AABP conducted an online member survey on the VCPR (view it at www.aabp.org) to find out where members stood. The survey showed that food-animal veterinarians overwhelmingly support a VCPR that includes on-site visits to an operation (70% agreed or strongly agreed), and they also support AABP defining what veterinary oversight is for using/dispensing/prescribing these drugs for cattle operations.
“I think that cattle veterinarians see value in our services and they also see value in ensuring that farmers are using pharmaceutical products appropriately,” says Fred Gingrich, DVM, Ashland, Ohio, chair of the CPBI. “We are there to help farmers be successful, protect the public trust in food production systems, ensure a safe and adequate food supply and improve the health and welfare of cattle. All of these require veterinary oversight.”
“Within the cattle industry, different types of operations such as dairy, cow-calf and feedlot require different levels of involvement by veterinarians,” says AABP Executive Vice President M. Gatz Riddell, Jr., DVM. “Boots on the ground is critical. The veterinarian needs to be on the farm with a regularity supported by the class/type of operation.” This means that a cow-calf operation probably needs fewer on-site visits compared to a feedlot and then a dairy operation which generally has the highest frequency of visits. When asked, 95% of respondents believe an on-site visit is necessary to maintain a valid VCPR. The majority of veterinarians believe monthly or four visits/per are sufficient to maintain a VCPR for a feedlot client. For cow-calf operations, the majority indicated that a veterinary visit two to four times per year is sufficient. While few veterinarians visit dairies weekly, almost half indicated monthly visits were in order, with four times per year preferred after that.
AABP asked its members if they would support AABP developing practice guidelines for oversight of the judicious use of pharmaceuticals on cattle operations, farms, and ranches, and 88% agreed or strongly agreed. “Veterinarians feel that they should have oversight of use of products on their clients’ farms,” Riddell says. “Regardless of distribution chain, the use should be under the oversight of a local veterinarian.” Veterinary oversight also requires ready access to the prescribing veterinarian, Gingrich notes. “Sometimes it is difficult to define what it is and it is easier to define what it is not.
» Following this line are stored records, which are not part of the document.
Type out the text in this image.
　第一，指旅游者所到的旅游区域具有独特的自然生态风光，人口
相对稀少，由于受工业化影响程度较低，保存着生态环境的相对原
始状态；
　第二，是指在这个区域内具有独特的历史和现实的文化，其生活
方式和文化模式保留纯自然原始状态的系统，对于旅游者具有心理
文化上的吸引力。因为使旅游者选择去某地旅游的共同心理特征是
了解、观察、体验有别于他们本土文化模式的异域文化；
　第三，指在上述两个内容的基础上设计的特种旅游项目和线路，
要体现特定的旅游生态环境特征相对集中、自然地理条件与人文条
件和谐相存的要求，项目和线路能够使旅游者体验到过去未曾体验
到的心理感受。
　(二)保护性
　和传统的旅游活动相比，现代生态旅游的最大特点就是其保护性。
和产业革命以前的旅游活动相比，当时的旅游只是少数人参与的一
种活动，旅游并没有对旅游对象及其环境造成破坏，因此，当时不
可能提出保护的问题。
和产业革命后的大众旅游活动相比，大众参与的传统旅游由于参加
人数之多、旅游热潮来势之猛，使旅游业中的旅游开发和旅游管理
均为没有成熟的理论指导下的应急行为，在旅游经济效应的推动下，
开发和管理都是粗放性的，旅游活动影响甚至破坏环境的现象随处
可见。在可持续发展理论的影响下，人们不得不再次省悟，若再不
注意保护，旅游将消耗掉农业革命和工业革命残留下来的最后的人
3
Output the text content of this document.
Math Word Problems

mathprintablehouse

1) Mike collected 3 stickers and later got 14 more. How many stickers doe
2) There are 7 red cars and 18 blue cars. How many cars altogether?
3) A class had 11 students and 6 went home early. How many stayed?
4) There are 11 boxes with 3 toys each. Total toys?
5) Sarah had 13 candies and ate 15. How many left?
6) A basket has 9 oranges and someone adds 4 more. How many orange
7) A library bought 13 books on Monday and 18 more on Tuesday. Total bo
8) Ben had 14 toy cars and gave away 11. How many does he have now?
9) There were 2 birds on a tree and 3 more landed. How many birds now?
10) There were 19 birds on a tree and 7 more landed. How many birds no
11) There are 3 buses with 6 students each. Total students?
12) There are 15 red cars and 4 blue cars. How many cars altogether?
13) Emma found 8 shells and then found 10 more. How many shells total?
We know that a VCPR cannot be established or maintained for the sole purpose of selling drugs. That is a problem with a small portion of our industry.”
Gingrich believes these are important issues that will affect all food-animal veterinarians. “I think AABP can be proactive in this role, helping its members and supporting the veterinary and cattle industry before we are regulated by outside forces.”
Riddell adds, “Veterinary involvement with oversight is critical to assuring the consuming public that the farmers providing their food are doing the right things simply because they are the right things to do.”